Radcliffe Conjures Brave New Role As Gay Poet
PARK CITY, Utah -- Daniel Radcliffe doesn't mind hearing that schoolgirls were staking him out at the Sundance Film Festival, hoping for a Harry Potter sighting.
In fact, Radcliffe is happy if his Potter fame conjures up interest for what he wants to do with the rest of his career, such as his bold turn as young gay poet Allen Ginsberg in the Sundance premiere "Kill Your Darlings."
Radcliffe goes nude for an explicit sex scene with another man, makes out with co-star Dane DeHaan and also appears in another sex scene with a clerk in a library while DeHaan's character looks on.
As with his Broadway debut in "Equus," which also featured a nude scene, Radcliffe said his celebrity from the boy wizard franchise might draw in fans who would not have seen a film such as "Kill Your Darlings."

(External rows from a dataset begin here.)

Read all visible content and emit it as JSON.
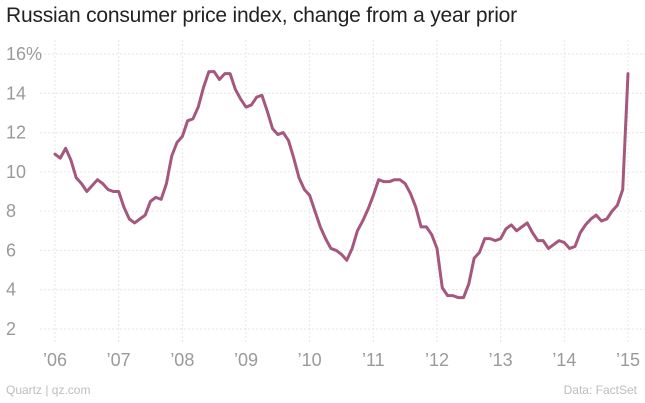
{
  "chart_data": {
    "type": "line",
    "title": "Russian consumer price index, change from a year prior",
    "xlabel": "",
    "ylabel": "",
    "ylim": [
      2,
      16
    ],
    "xlim": [
      2005.8,
      2015.2
    ],
    "yticks": [
      {
        "value": 2,
        "label": "2"
      },
      {
        "value": 4,
        "label": "4"
      },
      {
        "value": 6,
        "label": "6"
      },
      {
        "value": 8,
        "label": "8"
      },
      {
        "value": 10,
        "label": "10"
      },
      {
        "value": 12,
        "label": "12"
      },
      {
        "value": 14,
        "label": "14"
      },
      {
        "value": 16,
        "label": "16%"
      }
    ],
    "xticks": [
      {
        "value": 2006,
        "label": "’06"
      },
      {
        "value": 2007,
        "label": "’07"
      },
      {
        "value": 2008,
        "label": "’08"
      },
      {
        "value": 2009,
        "label": "’09"
      },
      {
        "value": 2010,
        "label": "’10"
      },
      {
        "value": 2011,
        "label": "’11"
      },
      {
        "value": 2012,
        "label": "’12"
      },
      {
        "value": 2013,
        "label": "’13"
      },
      {
        "value": 2014,
        "label": "’14"
      },
      {
        "value": 2015,
        "label": "’15"
      }
    ],
    "grid": true,
    "line_color": "#a5577e",
    "series": [
      {
        "name": "",
        "x": [
          2006.0,
          2006.083,
          2006.167,
          2006.25,
          2006.333,
          2006.417,
          2006.5,
          2006.583,
          2006.667,
          2006.75,
          2006.833,
          2006.917,
          2007.0,
          2007.083,
          2007.167,
          2007.25,
          2007.333,
          2007.417,
          2007.5,
          2007.583,
          2007.667,
          2007.75,
          2007.833,
          2007.917,
          2008.0,
          2008.083,
          2008.167,
          2008.25,
          2008.333,
          2008.417,
          2008.5,
          2008.583,
          2008.667,
          2008.75,
          2008.833,
          2008.917,
          2009.0,
          2009.083,
          2009.167,
          2009.25,
          2009.333,
          2009.417,
          2009.5,
          2009.583,
          2009.667,
          2009.75,
          2009.833,
          2009.917,
          2010.0,
          2010.083,
          2010.167,
          2010.25,
          2010.333,
          2010.417,
          2010.5,
          2010.583,
          2010.667,
          2010.75,
          2010.833,
          2010.917,
          2011.0,
          2011.083,
          2011.167,
          2011.25,
          2011.333,
          2011.417,
          2011.5,
          2011.583,
          2011.667,
          2011.75,
          2011.833,
          2011.917,
          2012.0,
          2012.083,
          2012.167,
          2012.25,
          2012.333,
          2012.417,
          2012.5,
          2012.583,
          2012.667,
          2012.75,
          2012.833,
          2012.917,
          2013.0,
          2013.083,
          2013.167,
          2013.25,
          2013.333,
          2013.417,
          2013.5,
          2013.583,
          2013.667,
          2013.75,
          2013.833,
          2013.917,
          2014.0,
          2014.083,
          2014.167,
          2014.25,
          2014.333,
          2014.417,
          2014.5,
          2014.583,
          2014.667,
          2014.75,
          2014.833,
          2014.917,
          2015.0
        ],
        "y": [
          10.9,
          10.7,
          11.2,
          10.6,
          9.7,
          9.4,
          9.0,
          9.3,
          9.6,
          9.4,
          9.1,
          9.0,
          9.0,
          8.2,
          7.6,
          7.4,
          7.6,
          7.8,
          8.5,
          8.7,
          8.6,
          9.4,
          10.8,
          11.5,
          11.8,
          12.6,
          12.7,
          13.3,
          14.3,
          15.1,
          15.1,
          14.7,
          15.0,
          15.0,
          14.2,
          13.7,
          13.3,
          13.4,
          13.8,
          13.9,
          13.1,
          12.2,
          11.9,
          12.0,
          11.6,
          10.7,
          9.7,
          9.1,
          8.8,
          8.0,
          7.2,
          6.6,
          6.1,
          6.0,
          5.8,
          5.5,
          6.1,
          7.0,
          7.5,
          8.1,
          8.8,
          9.6,
          9.5,
          9.5,
          9.6,
          9.6,
          9.4,
          8.9,
          8.2,
          7.2,
          7.2,
          6.8,
          6.1,
          4.1,
          3.7,
          3.7,
          3.6,
          3.6,
          4.3,
          5.6,
          5.9,
          6.6,
          6.6,
          6.5,
          6.6,
          7.1,
          7.3,
          7.0,
          7.2,
          7.4,
          6.9,
          6.5,
          6.5,
          6.1,
          6.3,
          6.5,
          6.4,
          6.1,
          6.2,
          6.9,
          7.3,
          7.6,
          7.8,
          7.5,
          7.6,
          8.0,
          8.3,
          9.1,
          15.0
        ]
      }
    ]
  },
  "footer": {
    "source_left": "Quartz | qz.com",
    "source_right": "Data: FactSet"
  }
}
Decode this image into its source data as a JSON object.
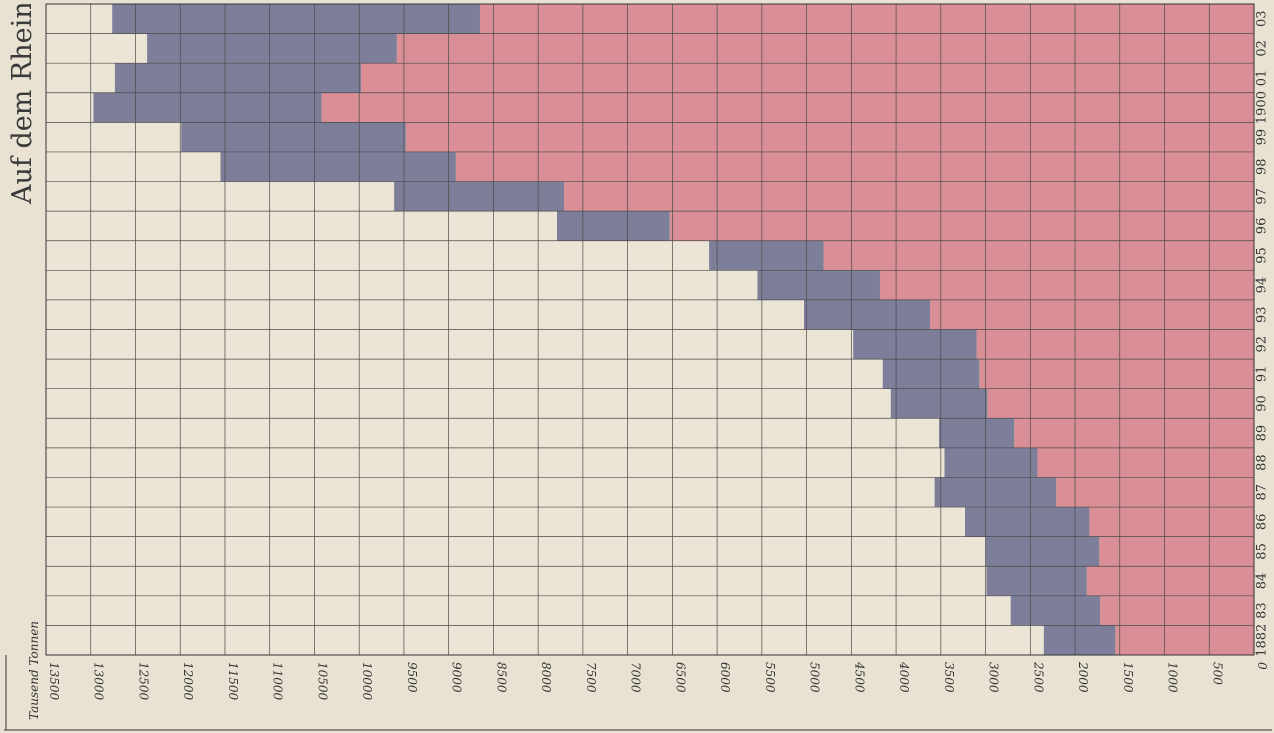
{
  "title": "Auf dem Rhein",
  "chart_data": {
    "type": "bar",
    "orientation": "horizontal",
    "stacked": true,
    "xlabel": "Tausend Tonnen",
    "xaxis_direction": "right-to-left",
    "xlim": [
      0,
      13500
    ],
    "xticks": [
      "13500",
      "13000",
      "12500",
      "12000",
      "11500",
      "11000",
      "10500",
      "10000",
      "9500",
      "9000",
      "8500",
      "8000",
      "7500",
      "7000",
      "6500",
      "6000",
      "5500",
      "5000",
      "4500",
      "4000",
      "3500",
      "3000",
      "2500",
      "2000",
      "1500",
      "1000",
      "500",
      "0"
    ],
    "categories": [
      "1882",
      "83",
      "84",
      "85",
      "86",
      "87",
      "88",
      "89",
      "90",
      "91",
      "92",
      "93",
      "94",
      "95",
      "96",
      "97",
      "98",
      "99",
      "1900",
      "01",
      "02",
      "03"
    ],
    "series": [
      {
        "color": "#d98f95",
        "values": [
          1550,
          1720,
          1870,
          1730,
          1840,
          2210,
          2420,
          2680,
          2980,
          3070,
          3100,
          3620,
          4180,
          4810,
          6530,
          7710,
          8920,
          9480,
          10420,
          9980,
          9580,
          8650
        ]
      },
      {
        "color": "#7d7f9a",
        "values": [
          800,
          1000,
          1120,
          1270,
          1390,
          1360,
          1040,
          840,
          1080,
          1080,
          1380,
          1410,
          1370,
          1280,
          1260,
          1900,
          2630,
          2510,
          2550,
          2750,
          2790,
          4110
        ]
      },
      {
        "color": "#ece5d5",
        "values": [
          580,
          240,
          190,
          220,
          180,
          240,
          140,
          330,
          360,
          510,
          590,
          830,
          790,
          460,
          2160,
          460,
          330,
          450,
          0,
          0,
          0,
          0
        ]
      }
    ],
    "grid": true
  }
}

"I don't care why people come and see films. If they come and see a film about the beat poets because they saw me in `Harry Potter,' fantastic. That's a wonderful thing," Radcliffe said in an interview alongside DeHaan. "I feel like I have an opportunity to capitalize on `Potter' by doing work that might not otherwise get attention. If I can help get a film like this attention, that's without doubt, that's a great thing."

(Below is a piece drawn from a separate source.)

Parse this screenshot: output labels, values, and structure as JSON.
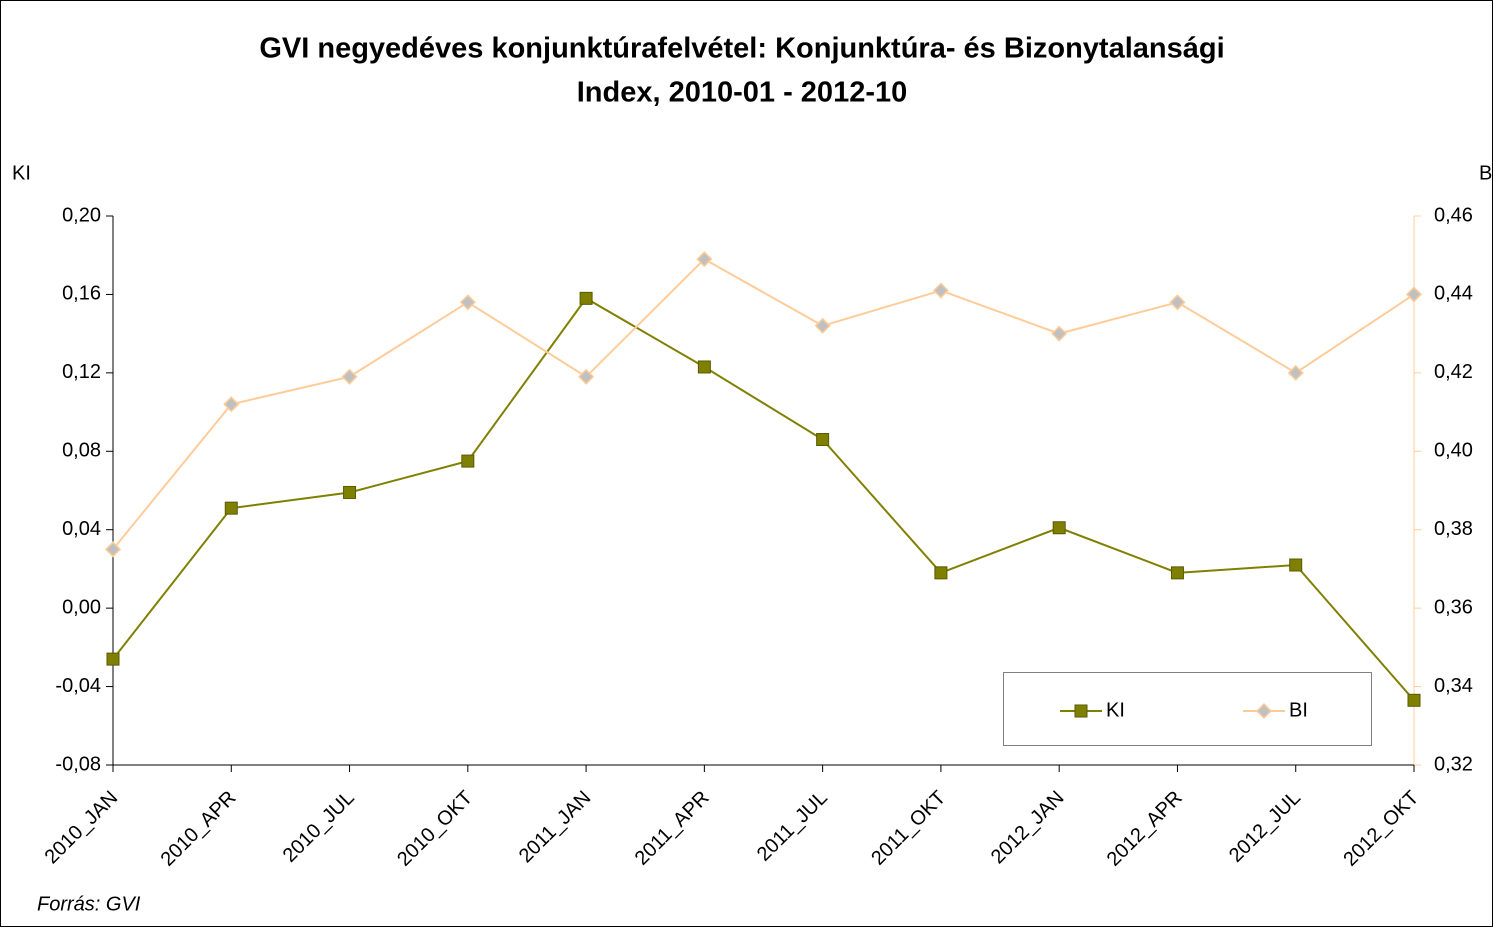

"Kill Your Darlings" recounts a little-known chapter in the life of Ginsberg, who met Jack Kerouac (Jack Huston) and William S. Burroughs (Ben Foster) at Columbia University during World War II.

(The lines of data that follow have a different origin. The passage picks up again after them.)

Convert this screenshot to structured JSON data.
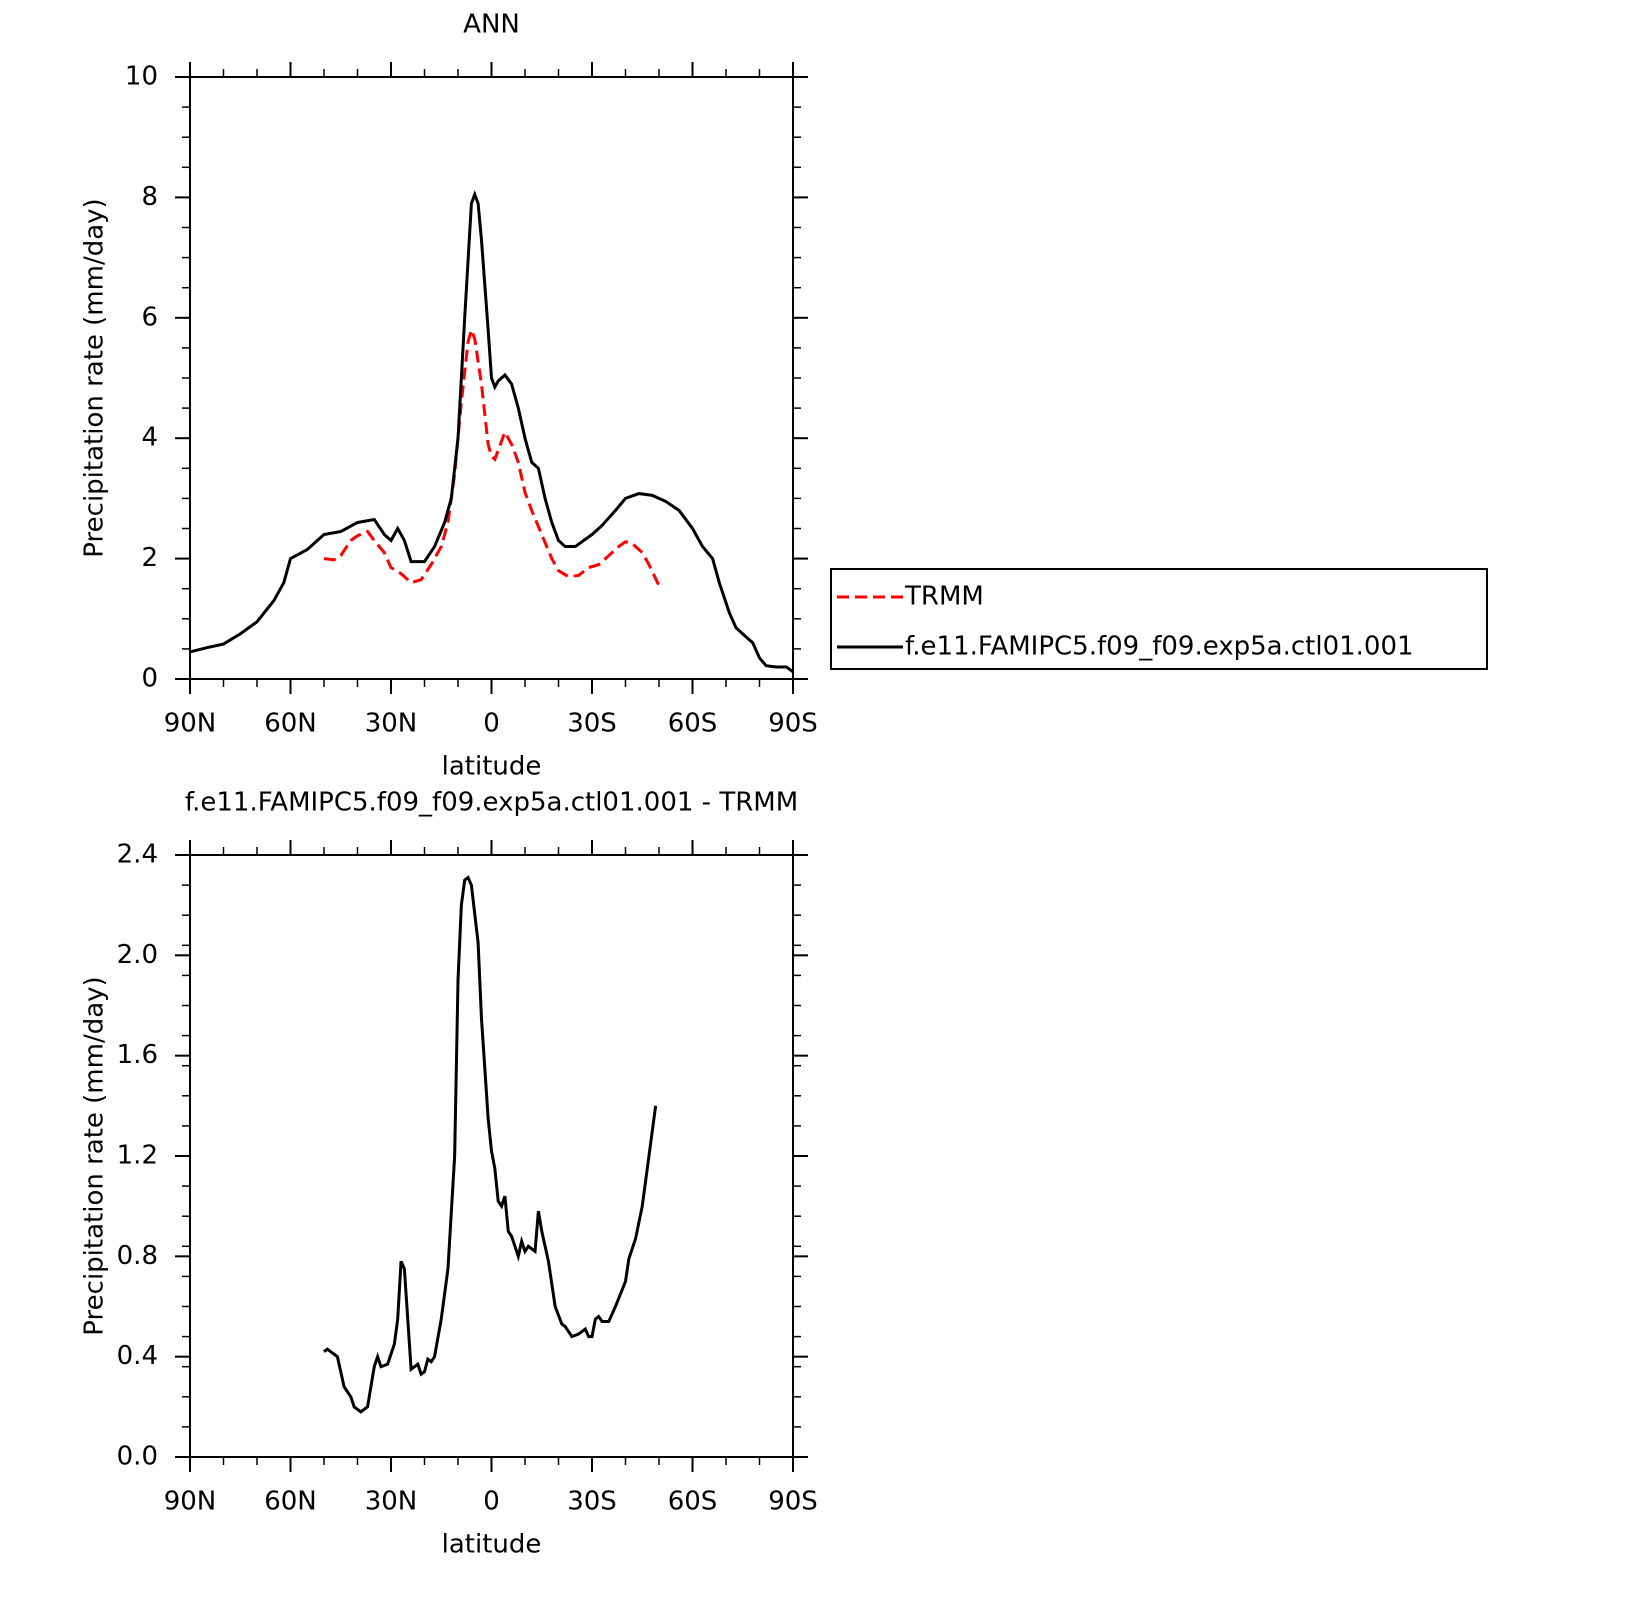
{
  "chart_data": [
    {
      "type": "line",
      "title": "ANN",
      "xlabel": "latitude",
      "ylabel": "Precipitation rate (mm/day)",
      "xlim": [
        90,
        -90
      ],
      "xticks": [
        {
          "value": 90,
          "label": "90N"
        },
        {
          "value": 60,
          "label": "60N"
        },
        {
          "value": 30,
          "label": "30N"
        },
        0,
        {
          "value": -30,
          "label": "30S"
        },
        {
          "value": -60,
          "label": "60S"
        },
        {
          "value": -90,
          "label": "90S"
        }
      ],
      "ylim": [
        0,
        10
      ],
      "yticks": [
        0,
        2,
        4,
        6,
        8,
        10
      ],
      "legend": "right",
      "series": [
        {
          "name": "TRMM",
          "color": "#ff0000",
          "linestyle": "dashed",
          "x": [
            50,
            47,
            45,
            42,
            40,
            37,
            35,
            32,
            30,
            27,
            24,
            21,
            18,
            15,
            13,
            11,
            9,
            7,
            6,
            5,
            3,
            1,
            0,
            -1,
            -2,
            -4,
            -6,
            -8,
            -10,
            -12,
            -15,
            -18,
            -20,
            -23,
            -26,
            -29,
            -32,
            -35,
            -38,
            -40,
            -42,
            -45,
            -47,
            -50
          ],
          "values": [
            2.0,
            1.98,
            2.05,
            2.3,
            2.38,
            2.45,
            2.3,
            2.1,
            1.85,
            1.75,
            1.6,
            1.65,
            1.9,
            2.2,
            2.6,
            3.4,
            4.6,
            5.6,
            5.8,
            5.65,
            4.9,
            3.9,
            3.7,
            3.65,
            3.8,
            4.1,
            3.9,
            3.6,
            3.1,
            2.8,
            2.4,
            2.0,
            1.8,
            1.7,
            1.72,
            1.85,
            1.9,
            2.05,
            2.2,
            2.28,
            2.25,
            2.1,
            1.9,
            1.55
          ]
        },
        {
          "name": "f.e11.FAMIPC5.f09_f09.exp5a.ctl01.001",
          "color": "#000000",
          "linestyle": "solid",
          "x": [
            90,
            85,
            80,
            75,
            70,
            65,
            62,
            60,
            55,
            50,
            45,
            40,
            35,
            32,
            30,
            28,
            26,
            24,
            20,
            17,
            14,
            12,
            10,
            8,
            6,
            5,
            4,
            3,
            1,
            0,
            -1,
            -2,
            -4,
            -6,
            -8,
            -10,
            -12,
            -14,
            -16,
            -18,
            -20,
            -22,
            -25,
            -30,
            -33,
            -37,
            -40,
            -44,
            -48,
            -52,
            -56,
            -60,
            -63,
            -66,
            -68,
            -71,
            -73,
            -76,
            -78,
            -80,
            -82,
            -85,
            -88,
            -90
          ],
          "values": [
            0.45,
            0.52,
            0.58,
            0.75,
            0.95,
            1.3,
            1.6,
            2.0,
            2.15,
            2.4,
            2.45,
            2.6,
            2.65,
            2.4,
            2.3,
            2.5,
            2.3,
            1.95,
            1.95,
            2.2,
            2.6,
            3.0,
            4.0,
            6.0,
            7.9,
            8.05,
            7.9,
            7.3,
            5.8,
            5.0,
            4.85,
            4.95,
            5.05,
            4.9,
            4.5,
            4.0,
            3.6,
            3.5,
            3.0,
            2.6,
            2.3,
            2.2,
            2.2,
            2.4,
            2.55,
            2.8,
            3.0,
            3.08,
            3.05,
            2.95,
            2.8,
            2.5,
            2.2,
            2.0,
            1.6,
            1.1,
            0.85,
            0.7,
            0.6,
            0.35,
            0.22,
            0.2,
            0.2,
            0.12
          ]
        }
      ]
    },
    {
      "type": "line",
      "title": "f.e11.FAMIPC5.f09_f09.exp5a.ctl01.001 - TRMM",
      "xlabel": "latitude",
      "ylabel": "Precipitation rate (mm/day)",
      "xlim": [
        90,
        -90
      ],
      "xticks": [
        {
          "value": 90,
          "label": "90N"
        },
        {
          "value": 60,
          "label": "60N"
        },
        {
          "value": 30,
          "label": "30N"
        },
        0,
        {
          "value": -30,
          "label": "30S"
        },
        {
          "value": -60,
          "label": "60S"
        },
        {
          "value": -90,
          "label": "90S"
        }
      ],
      "ylim": [
        0,
        2.4
      ],
      "yticks": [
        {
          "value": 0,
          "label": "0.0"
        },
        0.4,
        0.8,
        1.2,
        1.6,
        {
          "value": 2,
          "label": "2.0"
        },
        2.4
      ],
      "series": [
        {
          "color": "#000000",
          "linestyle": "solid",
          "x": [
            50,
            49,
            48,
            46,
            44,
            42,
            41,
            39,
            37,
            35,
            34,
            33,
            31,
            29,
            28,
            27,
            26,
            24,
            22,
            21,
            20,
            19,
            18,
            17,
            15,
            13,
            11,
            10,
            9,
            8,
            7,
            6,
            4,
            3,
            1,
            0,
            -1,
            -2,
            -3,
            -4,
            -5,
            -6,
            -8,
            -9,
            -10,
            -11,
            -13,
            -14,
            -15,
            -17,
            -19,
            -21,
            -22,
            -24,
            -26,
            -28,
            -29,
            -30,
            -31,
            -32,
            -33,
            -35,
            -37,
            -40,
            -41,
            -43,
            -45,
            -47,
            -49
          ],
          "values": [
            0.42,
            0.43,
            0.42,
            0.4,
            0.28,
            0.24,
            0.2,
            0.18,
            0.2,
            0.36,
            0.4,
            0.36,
            0.37,
            0.45,
            0.55,
            0.78,
            0.75,
            0.35,
            0.37,
            0.33,
            0.34,
            0.39,
            0.38,
            0.4,
            0.55,
            0.75,
            1.2,
            1.9,
            2.2,
            2.3,
            2.31,
            2.28,
            2.05,
            1.75,
            1.35,
            1.22,
            1.15,
            1.02,
            1.0,
            1.04,
            0.9,
            0.88,
            0.8,
            0.86,
            0.82,
            0.84,
            0.82,
            0.98,
            0.9,
            0.78,
            0.6,
            0.53,
            0.52,
            0.48,
            0.49,
            0.51,
            0.48,
            0.48,
            0.55,
            0.56,
            0.54,
            0.54,
            0.6,
            0.7,
            0.79,
            0.87,
            1.0,
            1.2,
            1.4
          ]
        }
      ]
    }
  ]
}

DeHaan plays Ginsberg's early idol and infatuation Lucien Carr, whose relationship with an obsessive older man (Michael C. Hall) involves the future beat-generation icons in a seamy murder case.
In the course of the film, Ginsberg comes to embrace his homosexuality. Hall said he hopes "Harry Potter" fans can come to embrace Radcliffe in the role and "expand their definition of what a magic wand might be."
"Kill Your Darlings" director John Krokidas said Radcliffe hurled himself into the role and treated the nudity and gay love scenes as just another part of the job, with no qualms or anxiety.
"None! None! None!" said Krokidas, who is gay and so became Radcliffe's coach in same-sex love-making.
"Radcliffe simply asked, `John, you're gay. How does this work?'" Krokidas said. "I'm not kidding. And so perhaps there was a little dry run-through - oh, she's going to kill me - with me and the director of photography Reed Morano.
"I might have done it on purpose to make everyone laugh, too, but I also wanted to make sure that we got it right. And other films that have depicted certain moments of sexuality like this, it doesn't happen that way. And at least for cinematic history, I wanted to get that moment right. But Dan watched, observed, found his own connection like he did any other scene and dove right into it."
"Kill Your Darlings" premiered Friday afternoon at Sundance's main theater, which is adjacent to a high school where classes were just letting out for the day. A group of teenage girls rushed from the school to the back of the theater, trying to determine where Radcliffe and his co-stars would be coming in and out.
Some stars grow to resent that sort of fan attention resulting from past roles, feeling it overshadows the work they're doing now. So far, Radcliffe seems to see nothing but good things coming out of "Harry Potter."
"There was a generation of people who maybe wouldn't have gone to see a production of `Equus,' had I not been in it, that came to see `Equus,'" Radcliffe said. "Even if they came for the wrong reasons, you know, we got them there, and they stayed, and they watched. And they stayed for the right reasons."